Left Behind: An Interview with Hirokazu Kore-eda

Hirokazu Kore-eda has quietly amassed one of the most remarkable bodies of work in contemporary Japanese cinema. Quiet not so much in terms of international acclaim, which has been steady and mounting since the release of his first feature Maborosi (1995), but in the increasingly becalmed nature of the works themselves. Even at their tensest (2004’s Nobody Knows) and most despairing (2001’s Distance), Kore-eda’s films seem to operate on the level of a whisper. His latest, Still Walking is a seemingly unassuming miniature capturing one day in the life of a family that builds incrementally and, yes, quietly, into a vast landscape of regret, bitterness, and love. Reverse Shot’s Jeff Reichert sat down with Kore-eda during the Tribeca Film Festival to discuss his work and themes. For more about Still Walking, read Kristi Mitsuda’s Reverse Shot review at indieWIRE.

Reverse Shot: One of the things that strikes me about a lot of your movies is that they’re structured around things that aren’t actually in the film. In Nobody Knows we see the children living without their parents, in Distance, it’s the survivors reflecting on the victims of the gas attacks, and in Still Walking, the family gathers to commemorate a death. How do you go about structuring a film around an absence?

Hirokazu Kore-eda: This isn’t something I’m very conscious of, it’s just the way it comes out. When I was finished working on Nobody Knows, a French reporter at Cannes said to me, “You always portray people who are left behind, and your themes are always about memory and death.” Until she said that I wasn’t really aware of it myself. But there’s something that really resonates with me about that condition of being left behind. In Japanese society dead people have a different sort of presence; if you’ve done something bad, you might say, “Oh, I can’t face my ancestors.” Japanese people are very aware and conscious of the presence and effect of dead people in their everyday lives.

RS: Is this “left behind” feeling somehow then the starting point for your films? There always seems to be something just hanging there unspoken as if the narrative springs from a feeling rather than the other way around.

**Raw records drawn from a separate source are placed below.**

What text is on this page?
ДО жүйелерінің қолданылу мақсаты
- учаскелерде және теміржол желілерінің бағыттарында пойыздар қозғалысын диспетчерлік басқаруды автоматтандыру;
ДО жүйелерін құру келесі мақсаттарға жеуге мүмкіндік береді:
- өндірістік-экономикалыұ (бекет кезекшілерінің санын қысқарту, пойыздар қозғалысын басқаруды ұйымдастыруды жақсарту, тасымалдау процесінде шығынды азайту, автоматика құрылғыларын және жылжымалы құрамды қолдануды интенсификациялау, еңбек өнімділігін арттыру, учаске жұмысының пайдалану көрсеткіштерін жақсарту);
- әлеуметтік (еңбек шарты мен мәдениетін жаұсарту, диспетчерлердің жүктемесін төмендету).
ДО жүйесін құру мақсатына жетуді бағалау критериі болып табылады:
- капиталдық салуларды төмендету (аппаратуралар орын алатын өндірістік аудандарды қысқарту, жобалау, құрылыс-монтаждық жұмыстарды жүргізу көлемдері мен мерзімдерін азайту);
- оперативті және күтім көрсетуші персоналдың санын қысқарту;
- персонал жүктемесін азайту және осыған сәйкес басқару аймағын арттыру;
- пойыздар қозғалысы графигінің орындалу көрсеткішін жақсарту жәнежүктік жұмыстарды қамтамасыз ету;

HK: I think that might be true. I made Hana (2006) after my father passed away. I had a very distant relationship with him—it was very superficial and we never really had deep conversations. But I discovered as I was cleaning out our house a Go board, and I remembered in that moment that my father had taught me how to play Go. In rediscovering that memory, I realized that even after his death I’m able to continue to grow and evolve my relationship with my father. Click here to read the rest of Jeff Reichert’s interview with Hirokazu Kore-eda. And click here to read Kristi Mitsuda’s review of Still Walking.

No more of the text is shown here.